Sony Computer Entertainment president Andrew House touted the next-generation console as being built for the future while, at the same time, remaining true to its predecessor, the PlayStation 3.
House said the PS4 will be available in the United States and Europe by the year-end holiday season for a price of US$399.
Microsoft will be hitting the market with its Xbox One about the same time, but it will be priced higher at US$499.
In an apparent slight against Microsoft, Sony said they will not introduce any new restrictions on pre-owned disc-based games bought from friends or retailers, nor would it require users to regularly authenticate their machines via the internet to allow games to continue being played.
Microsoft had earlier elicited groans from gamers when it announced restrictions on used games for the Xbox One and said players had to go online for authentication.
“The PlayStation 4 won’t impose any new restrictions on used games,” Jack Tretton, Sony chief executive, told the audience.

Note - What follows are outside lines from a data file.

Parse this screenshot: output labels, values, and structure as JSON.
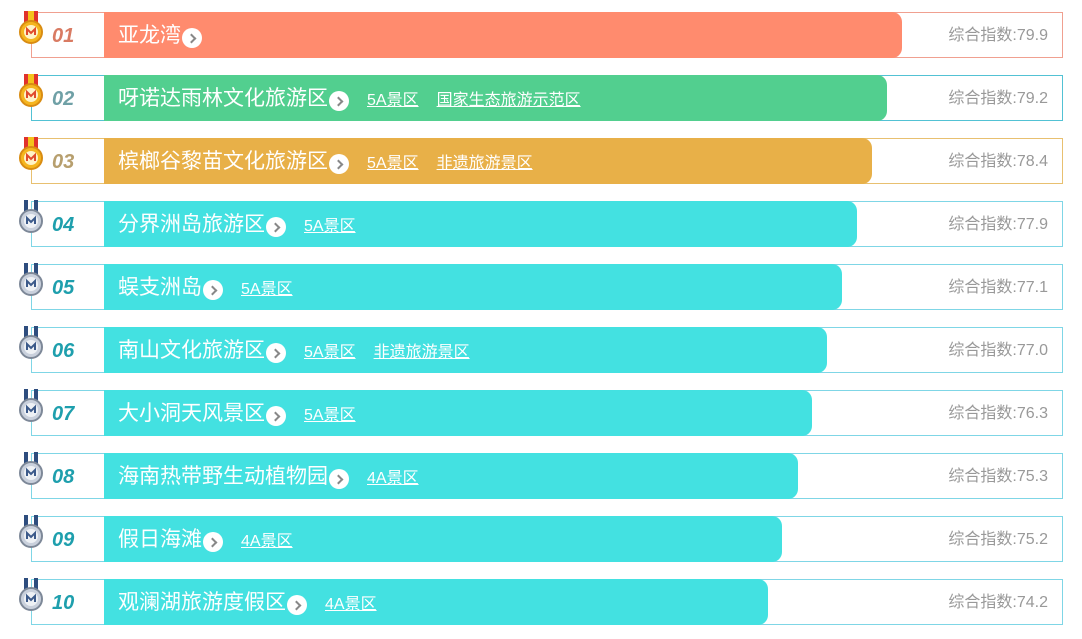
{
  "colors": {
    "gold_bar": "#ff8b6e",
    "gold_border": "#f0a090",
    "green_bar": "#52cf8f",
    "green_border": "#52c2d4",
    "orange_bar": "#e8b048",
    "orange_border": "#e8c070",
    "cyan_bar": "#43e1e1",
    "cyan_border": "#7fd6e6",
    "rank_red": "#d97b63",
    "rank_green": "#6fa0a6",
    "rank_brown": "#b79f6e",
    "rank_teal": "#1e9fad"
  },
  "score_label": "综合指数:",
  "rows": [
    {
      "rank": "01",
      "name": "亚龙湾",
      "tags": [],
      "score": "79.9",
      "fill": 0.773,
      "medal": "gold-medal-icon"
    },
    {
      "rank": "02",
      "name": "呀诺达雨林文化旅游区",
      "tags": [
        "5A景区",
        "国家生态旅游示范区"
      ],
      "score": "79.2",
      "fill": 0.759,
      "medal": "gold-medal-icon"
    },
    {
      "rank": "03",
      "name": "槟榔谷黎苗文化旅游区",
      "tags": [
        "5A景区",
        "非遗旅游景区"
      ],
      "score": "78.4",
      "fill": 0.744,
      "medal": "gold-medal-icon"
    },
    {
      "rank": "04",
      "name": "分界洲岛旅游区",
      "tags": [
        "5A景区"
      ],
      "score": "77.9",
      "fill": 0.73,
      "medal": "silver-medal-icon"
    },
    {
      "rank": "05",
      "name": "蜈支洲岛",
      "tags": [
        "5A景区"
      ],
      "score": "77.1",
      "fill": 0.715,
      "medal": "silver-medal-icon"
    },
    {
      "rank": "06",
      "name": "南山文化旅游区",
      "tags": [
        "5A景区",
        "非遗旅游景区"
      ],
      "score": "77.0",
      "fill": 0.701,
      "medal": "silver-medal-icon"
    },
    {
      "rank": "07",
      "name": "大小洞天风景区",
      "tags": [
        "5A景区"
      ],
      "score": "76.3",
      "fill": 0.686,
      "medal": "silver-medal-icon"
    },
    {
      "rank": "08",
      "name": "海南热带野生动植物园",
      "tags": [
        "4A景区"
      ],
      "score": "75.3",
      "fill": 0.672,
      "medal": "silver-medal-icon"
    },
    {
      "rank": "09",
      "name": "假日海滩",
      "tags": [
        "4A景区"
      ],
      "score": "75.2",
      "fill": 0.657,
      "medal": "silver-medal-icon"
    },
    {
      "rank": "10",
      "name": "观澜湖旅游度假区",
      "tags": [
        "4A景区"
      ],
      "score": "74.2",
      "fill": 0.643,
      "medal": "silver-medal-icon"
    }
  ]
}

“When a player buys a PS4 disk they have the right to use that game, trade it in, lend it to a friend, or keep it forever.”

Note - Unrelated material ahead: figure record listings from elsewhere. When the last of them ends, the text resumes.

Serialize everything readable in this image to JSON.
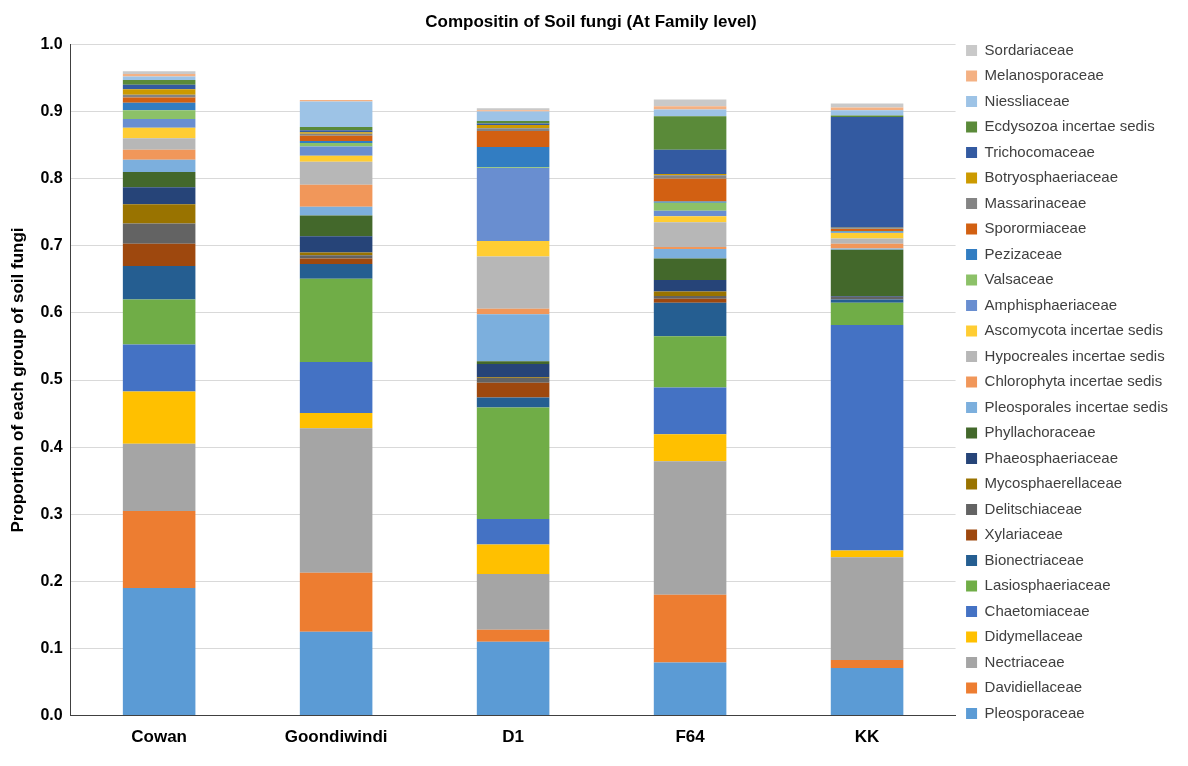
{
  "chart_data": {
    "type": "bar",
    "stacked": true,
    "title": "Compositin of Soil fungi (At Family level)",
    "ylabel": "Proportion of each group of soil fungi",
    "categories": [
      "Cowan",
      "Goondiwindi",
      "D1",
      "F64",
      "KK"
    ],
    "ylim": [
      0,
      1
    ],
    "yticks": [
      {
        "value": 0,
        "label": "0.0"
      },
      {
        "value": 0.1,
        "label": "0.1"
      },
      {
        "value": 0.2,
        "label": "0.2"
      },
      {
        "value": 0.3,
        "label": "0.3"
      },
      {
        "value": 0.4,
        "label": "0.4"
      },
      {
        "value": 0.5,
        "label": "0.5"
      },
      {
        "value": 0.6,
        "label": "0.6"
      },
      {
        "value": 0.7,
        "label": "0.7"
      },
      {
        "value": 0.8,
        "label": "0.8"
      },
      {
        "value": 0.9,
        "label": "0.9"
      },
      {
        "value": 1,
        "label": "1.0"
      }
    ],
    "grid": "y",
    "legend": "right",
    "series": [
      {
        "name": "Pleosporaceae",
        "color": "#5b9bd5",
        "values": [
          0.19,
          0.125,
          0.11,
          0.079,
          0.071
        ]
      },
      {
        "name": "Davidiellaceae",
        "color": "#ed7d31",
        "values": [
          0.115,
          0.088,
          0.018,
          0.101,
          0.012
        ]
      },
      {
        "name": "Nectriaceae",
        "color": "#a5a5a5",
        "values": [
          0.1,
          0.215,
          0.083,
          0.199,
          0.153
        ]
      },
      {
        "name": "Didymellaceae",
        "color": "#ffc000",
        "values": [
          0.078,
          0.023,
          0.044,
          0.04,
          0.01
        ]
      },
      {
        "name": "Chaetomiaceae",
        "color": "#4472c4",
        "values": [
          0.07,
          0.076,
          0.038,
          0.07,
          0.336
        ]
      },
      {
        "name": "Lasiosphaeriaceae",
        "color": "#70ad47",
        "values": [
          0.067,
          0.124,
          0.166,
          0.076,
          0.033
        ]
      },
      {
        "name": "Bionectriaceae",
        "color": "#255e91",
        "values": [
          0.05,
          0.022,
          0.015,
          0.05,
          0.005
        ]
      },
      {
        "name": "Xylariaceae",
        "color": "#9e480e",
        "values": [
          0.033,
          0.008,
          0.022,
          0.006,
          null
        ]
      },
      {
        "name": "Delitschiaceae",
        "color": "#636363",
        "values": [
          0.03,
          0.005,
          0.007,
          0.004,
          0.004
        ]
      },
      {
        "name": "Mycosphaerellaceae",
        "color": "#997300",
        "values": [
          0.029,
          0.004,
          0.001,
          0.007,
          0
        ]
      },
      {
        "name": "Phaeosphaeriaceae",
        "color": "#264478",
        "values": [
          0.025,
          0.024,
          0.02,
          0.017,
          0.001
        ]
      },
      {
        "name": "Phyllachoraceae",
        "color": "#43682b",
        "values": [
          0.023,
          0.031,
          0.004,
          0.032,
          0.069
        ]
      },
      {
        "name": "Pleosporales incertae sedis",
        "color": "#7cafdd",
        "values": [
          0.018,
          0.013,
          0.07,
          0.014,
          0.002
        ]
      },
      {
        "name": "Chlorophyta incertae sedis",
        "color": "#f1975a",
        "values": [
          0.015,
          0.033,
          0.008,
          0.003,
          0.007
        ]
      },
      {
        "name": "Hypocreales incertae sedis",
        "color": "#b7b7b7",
        "values": [
          0.017,
          0.034,
          0.078,
          0.037,
          0.008
        ]
      },
      {
        "name": "Ascomycota incertae sedis",
        "color": "#ffcd33",
        "values": [
          0.016,
          0.009,
          0.023,
          0.009,
          0.008
        ]
      },
      {
        "name": "Amphisphaeriaceae",
        "color": "#698ed0",
        "values": [
          0.013,
          0.014,
          0.109,
          0.008,
          0.001
        ]
      },
      {
        "name": "Valsaceae",
        "color": "#8cc168",
        "values": [
          0.013,
          0.005,
          0.001,
          0.012,
          0.001
        ]
      },
      {
        "name": "Pezizaceae",
        "color": "#327dc2",
        "values": [
          0.011,
          0.003,
          0.03,
          0.002,
          0.001
        ]
      },
      {
        "name": "Sporormiaceae",
        "color": "#d26012",
        "values": [
          0.008,
          0.008,
          0.024,
          0.034,
          0.003
        ]
      },
      {
        "name": "Massarinaceae",
        "color": "#848484",
        "values": [
          0.004,
          0.003,
          0.004,
          0.005,
          0.001
        ]
      },
      {
        "name": "Botryosphaeriaceae",
        "color": "#cc9a00",
        "values": [
          0.008,
          0.002,
          0.005,
          0.002,
          0.001
        ]
      },
      {
        "name": "Trichocomaceae",
        "color": "#335aa1",
        "values": [
          0.007,
          0.003,
          0.002,
          0.036,
          0.165
        ]
      },
      {
        "name": "Ecdysozoa incertae sedis",
        "color": "#5a8a39",
        "values": [
          0.007,
          0.005,
          0.004,
          0.05,
          0.002
        ]
      },
      {
        "name": "Niessliaceae",
        "color": "#9dc3e6",
        "values": [
          0.005,
          0.038,
          0.014,
          0.01,
          0.008
        ]
      },
      {
        "name": "Melanosporaceae",
        "color": "#f4b183",
        "values": [
          0.004,
          0.002,
          0.002,
          0.005,
          0.004
        ]
      },
      {
        "name": "Sordariaceae",
        "color": "#c9c9c9",
        "values": [
          0.004,
          null,
          0.003,
          0.01,
          0.006
        ]
      }
    ]
  }
}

Sony will use the technology of recently acquired cloud gaming company Gaikai to launch a service next year that lets people use PS3 or PS4 consoles to play blockbuster games in the cloud in real time.
“That means game play access to console quality content available across a range of devices,” House said.
Sony also took the opportunity to showcase the games through the developers that will be available for PS4 when it hits the stores.
Bungie Studios showed revealed live gameplay of the highly anticipated Destiny, while Ubisoft featured Assassin’s Creed 4, Black Flag and Watch Dogs.